The next line consists of n spaced integers. The next line consists of 2k spaced integers each pair representing the range.*

Output:
Print the mean(floor value) in given range for each query in new line.

Constraints: 
1<=T<=100
1<=q<n<=1000
1<=a[i]<=1000

Example:
Input:
1
5 3
1 2 3 4 5
0 2 1 3 0 4

Output:
2 3 3

上面是小编的代码完毕:

#include <stdio.h>

int main() {
    int num,i;//测试用例
    scanf("%dn",&num);

    for(i=0;i<num;i  )
    {
        int N,M,j;

        scanf("%d",&N);
        scanf("%d",&M);
        int *Arr=(int *)malloc(sizeof(int)*N);
        int *Brr=(int *)malloc(sizeof(int)*2*M);
        for(j=0;j<N;j  )//依次输入数组元素
            scanf("%d",&Arr[j]);

        for(j=0;j<2*M;j  )//依次输入"测试对"的值
            scanf("%d",&Brr[j]);

        for(j=0;j<M;j  )//循环求解平均值
        {
          int avg=0,sum=0,k;
          for(k=Brr[2*j];k<=Brr[2*j 1];k  )
          {
              sum=sum Arr[k];//求和
          }
          avg=sum/(Brr[2*j 1]-Brr[2*j] 1);//平均值=和/元素个数。
          printf("%d ",avg);
        }
    }
    return 0;
}

 接下来交给的时候,出现的难题是:

Wrong Answer. !!!Wrong Answer
Possibly your code doesn't work correctly for multiple test-cases (TCs).
The first test case where your code failed:

Input:
42 30
335 501 170 725 479 359 963 465 706 146 282 828 962 492 996 943 828 437 392 605 903 154 293 383 422 717 719 896 448 727 772 539 870 913 668 300 36 895 704 812 323 334
2 33 21 25 22 29 8 11 28 39 3 7 29 39 19 22 10 11 14 36 34 36 10 38 10 28 20 33 9 14 10 20 12 21 20 33 15 23 4 18 24 38 10 26 16 29 15 18 14 25 34 35 24 32 35 39 3 35 6 19

Its Correct output is:
610 393 575 490 640 598 657 488 555 607 334 624 615 625 617 697 671 625 548 618 641 609 566 650 589 484 678 549 616 646

And Your Code's output is:
610 393 575 490 640 598 657 488 555 607 334 624 615 625 617 697 671 625 548 618 641 609 566 650 589 484 678 549 616 646 434 499 485 480 447 559 426 455 482 494 501 511 4...

  截图如下:

图片 1

这是为何自身的代码会多输出这么许多据吧?笔者很不知情。。。。

难题早已化解 分界线 难点一度缓和

近日晚已了然了本身事先的不当。

那个顺序,在Code Blocks里面的出口是健康的,截图如下:

图片 2

科学的出口是因为自个儿在输入案例中只输入了一个,程序猿自个儿能够调节格式。

而是怎么在geeksforgeeks就能够出错呢?

是因为当它评判的时候,是将出口放在二个文件之中,然后通过对照本人的次第的出口文件和它科学的文件,倘诺一致就通过,假使不雷同,便是wrong answer!!!。何况它的评判应该是多少个测验用例,每一个测验用例是因此换行进行剪切的。小编的前后相继中未有在每贰个测验用例截止时候经过换行进行分割。,所以,扩张了每二个测量试验用例截至时候的换行,就缓和了这几个标题。

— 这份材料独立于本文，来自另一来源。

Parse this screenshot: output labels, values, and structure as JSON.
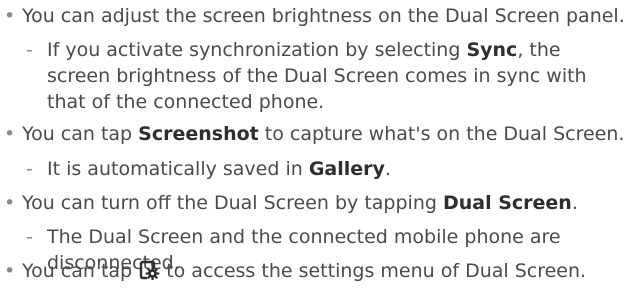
{
  "bullets": [
    {
      "intro": "You can adjust the screen brightness on the Dual Screen panel.",
      "subs": [
        {
          "pre": "If you activate synchronization by selecting ",
          "bold": "Sync",
          "post": ", the screen brightness of the Dual Screen comes in sync with that of the connected phone."
        }
      ]
    },
    {
      "pre": "You can tap ",
      "bold": "Screenshot",
      "post": " to capture what's on the Dual Screen.",
      "subs": [
        {
          "pre": "It is automatically saved in ",
          "bold": "Gallery",
          "post": "."
        }
      ]
    },
    {
      "pre": "You can turn off the Dual Screen by tapping ",
      "bold": "Dual Screen",
      "post": ".",
      "subs": [
        {
          "text": "The Dual Screen and the connected mobile phone are disconnected."
        }
      ]
    },
    {
      "pre": "You can tap ",
      "icon": "dual-screen-settings-icon",
      "post": " to access the settings menu of Dual Screen."
    }
  ],
  "bullet_glyph": "•",
  "dash_glyph": "-"
}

以此标题自身不怎么精晓了有些OJ的评议方法。多加演练才是。

当今的代码更新如下:

#include <stdio.h>
#include <stdlib.h>

int main()
{
    int num,i;//测试用例
    scanf("%dn",&num);

    for(i=0;i<num;i  )
    {
        int N,M,j;

        scanf("%d",&N);
        scanf("%d",&M);
        int *Arr=(int *)malloc(sizeof(int)*N);
        int *Brr=(int *)malloc(sizeof(int)*2*M);
        for(j=0;j<N;j  )//依次输入数组元素
            scanf("%d",&Arr[j]);

        for(j=0;j<2*M;j  )//依次输入"测试对"的值
            scanf("%d",&Brr[j]);

        for(j=0;j<M;j  )//循环求解平均值
        {
          int avg=0,sum=0,k;
          for(k=Brr[2*j];k<=Brr[2*j 1];k  )
          {
              sum=sum Arr[k];//求和
          }
          avg=sum/(Brr[2*j 1]-Brr[2*j] 1);//平均值=和/元素个数。
          printf("%d ",avg);
        }
        printf("n");
    }
    return 0;
}

  还应该有一种更不难的方案,如下:就是使用变量进行测算和,然后求平均值。相比此前的程序,节省了蕴藏空间。

#include <stdio.h>
#include <stdlib.h>

int main()
{
    int num,i;
    scanf("%d",&num);
    for(i=0;i<num;i  )
    {
        int N,M,j;//N是数组元素个数,M是测试对。j循环变量
        scanf("%d",&N);
        scanf("%d",&M);
        int *Arr=(int *)malloc(sizeof(int)*N);
        for(j=0;j<N;j  )
            scanf("%d",&Arr[j]);
        int left, right,k;//left和right是范围变量,k是循环变量,sum是当前和。
        int *result=(int *)malloc(sizeof(int)*M);//存放结果。
        for(j=0;j<M;j  )
        {
            scanf("%d",&left);
            scanf("%d",&right);
            int sum=0;
            for(k=left;k<=right;k  )
            {
                sum=sum Arr[k];
            }
            result[j]=sum/(right-left 1);
        }
        for(j=0;j<M;j  )
            printf("%d ",result[j]);
    }
    return 0;
}

  如有疑问,请留言。

of range in array],rangearray Given an array ofnintegers andqqueries. Write a program to print floor value of mean in rangeltorfor each query in a new line. Examples:Input...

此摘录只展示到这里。